Indeed, the art gave us a new impression of what each individual we spoke with was all about, and the richness of their inner lives. It also gave us a new frame through which to look at both ourselves and those who surrounded us on a daily basis. Finch’s alphabet of 26 photographs allowed us to discover a new shared language. These brief conversations sparked a connection that years of sharing the same hallway would not have achieved.
As the sharing from passersby continued, each person walking down the hallway became a precious gift of humanity, bringing their experiences and insights, waiting only for us to ask. People related vulnerable and personal details with complete strangers—with us. We felt lucky to be engaged in a project that gave us a chance to discover the wonder of the people around us. We left that afternoon invigorated, setting a date to return as soon as possible to continue these spontaneous moments of conversation.
Then, things changed
We’ve both walked that hallway multiple times since that day in early March. The hallway is now usually empty. There are often no footsteps but our own, with unwelcome solitude taking up an uncomfortable amount of space. The hallway feels like a vault that holds all the whispers and snippets of previous conversations, the photographs on the wall seem like lonely sentinels witnesses to a time past. It captures the sense of isolation, separation, and loss many of us are feeling— interpersonal connection is one of the many casualties of this pandemic.

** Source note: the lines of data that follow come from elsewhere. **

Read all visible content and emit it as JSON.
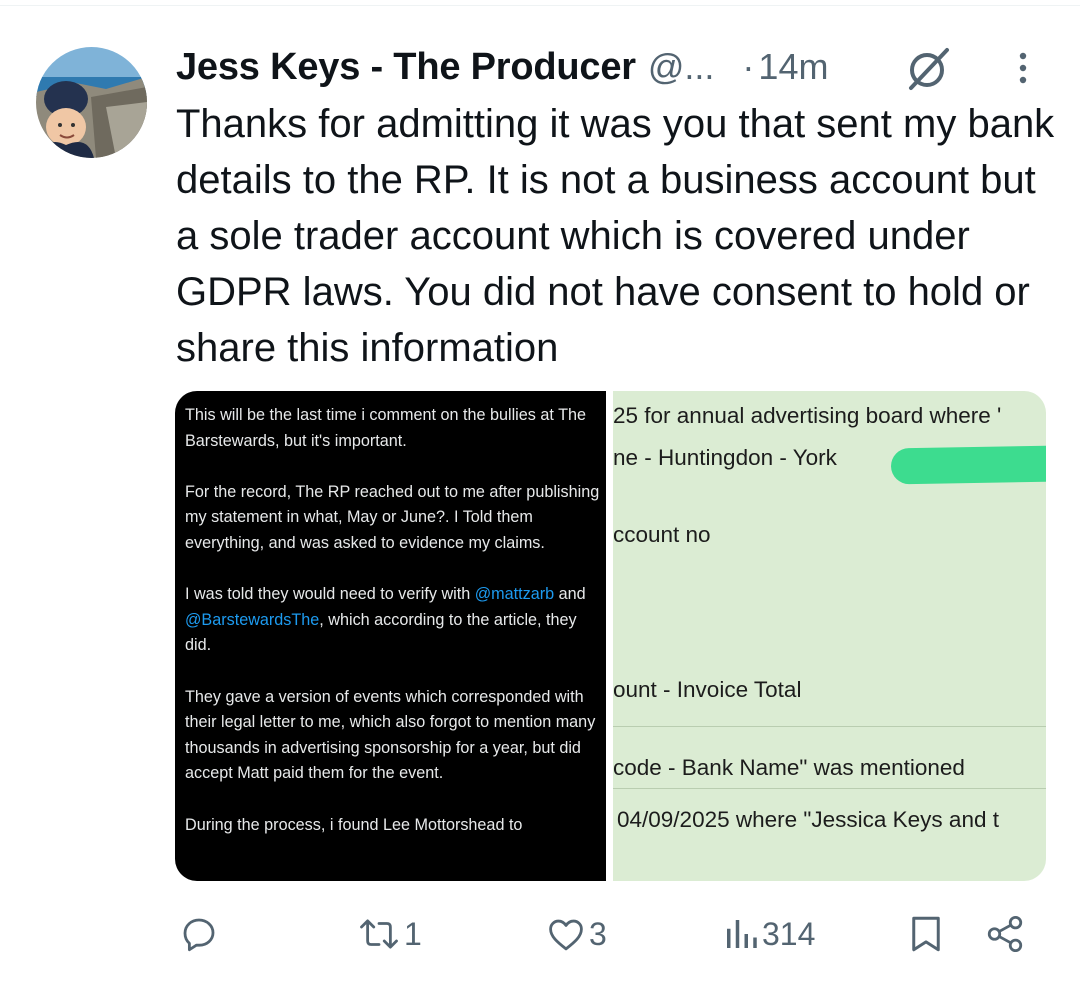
{
  "author": {
    "display_name": "Jess Keys - The Producer",
    "handle": "@...",
    "separator": "·",
    "time": "14m"
  },
  "tweet_text": "Thanks for admitting it was you that sent my bank details to the RP. It is not a business account but a sole trader account which is covered under GDPR laws. You did not have consent to hold or share this information",
  "media": {
    "left_post": {
      "para1": "This will be the last time i comment on the bullies at The Barstewards, but it's important.",
      "para2": "For the record, The RP reached out to me after publishing my statement in what, May or June?. I Told them everything, and was asked to evidence my claims.",
      "para3_a": "I was told they would need to verify with",
      "mention1": "@mattzarb",
      "para3_b": "and",
      "mention2": "@BarstewardsThe",
      "para3_c": ", which according to the article, they did.",
      "para4": "They gave a version of events which corresponded with their legal letter to me, which also forgot to mention many thousands in advertising sponsorship for a year, but did accept Matt paid them for the event.",
      "para5": "During the process, i found Lee Mottorshead to"
    },
    "right_doc": {
      "line1": "25 for annual advertising board where '",
      "line2": "ne - Huntingdon - York",
      "line3": "ccount no",
      "line4": "ount - Invoice Total",
      "line5": "code - Bank Name\" was mentioned",
      "line6": "04/09/2025 where \"Jessica Keys and t"
    }
  },
  "actions": {
    "replies": "",
    "reposts": "1",
    "likes": "3",
    "views": "314"
  },
  "colors": {
    "text": "#0f1419",
    "secondary": "#536471",
    "mention": "#1d9bf0",
    "doc_background": "#dbecd3",
    "redaction": "#3ddc8f"
  }
}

But even as there’s much that has changed, the unexpected wonder of other humans remains if we are just brave enough to reach out and find it. We found connection by taking a risk and engaging strangers in conversations in a hospital hallway. Art allowed us to forge intimacy in unexpected ways, by functioning both as a mirror for self-reflection and a lens by which to explore our world. Spencer Finch’s photographs all looked the same at first glance, but a closer look revealed subtle and wondrous differences in color, framing, and composition—a cascade of flowers in one corner, the leaves of a weeping willow raining down in another. The faces of passersby in a hallway, including our own, perhaps seemed interchangeable, until the moment we took a chance to engage, to truly see each other. It took energy to do it, and there are days now when so much has been wrung from us that none remains. But perhaps we should use any remaining energy to step out of our comfort zones to find creative or unconventional means to connect from six feet away with our patients, our colleagues, or an acquaintance in a hospital hallway. The gift of finding each other’s common humanity is worth it.
If nothing else, it helps us not be strangers.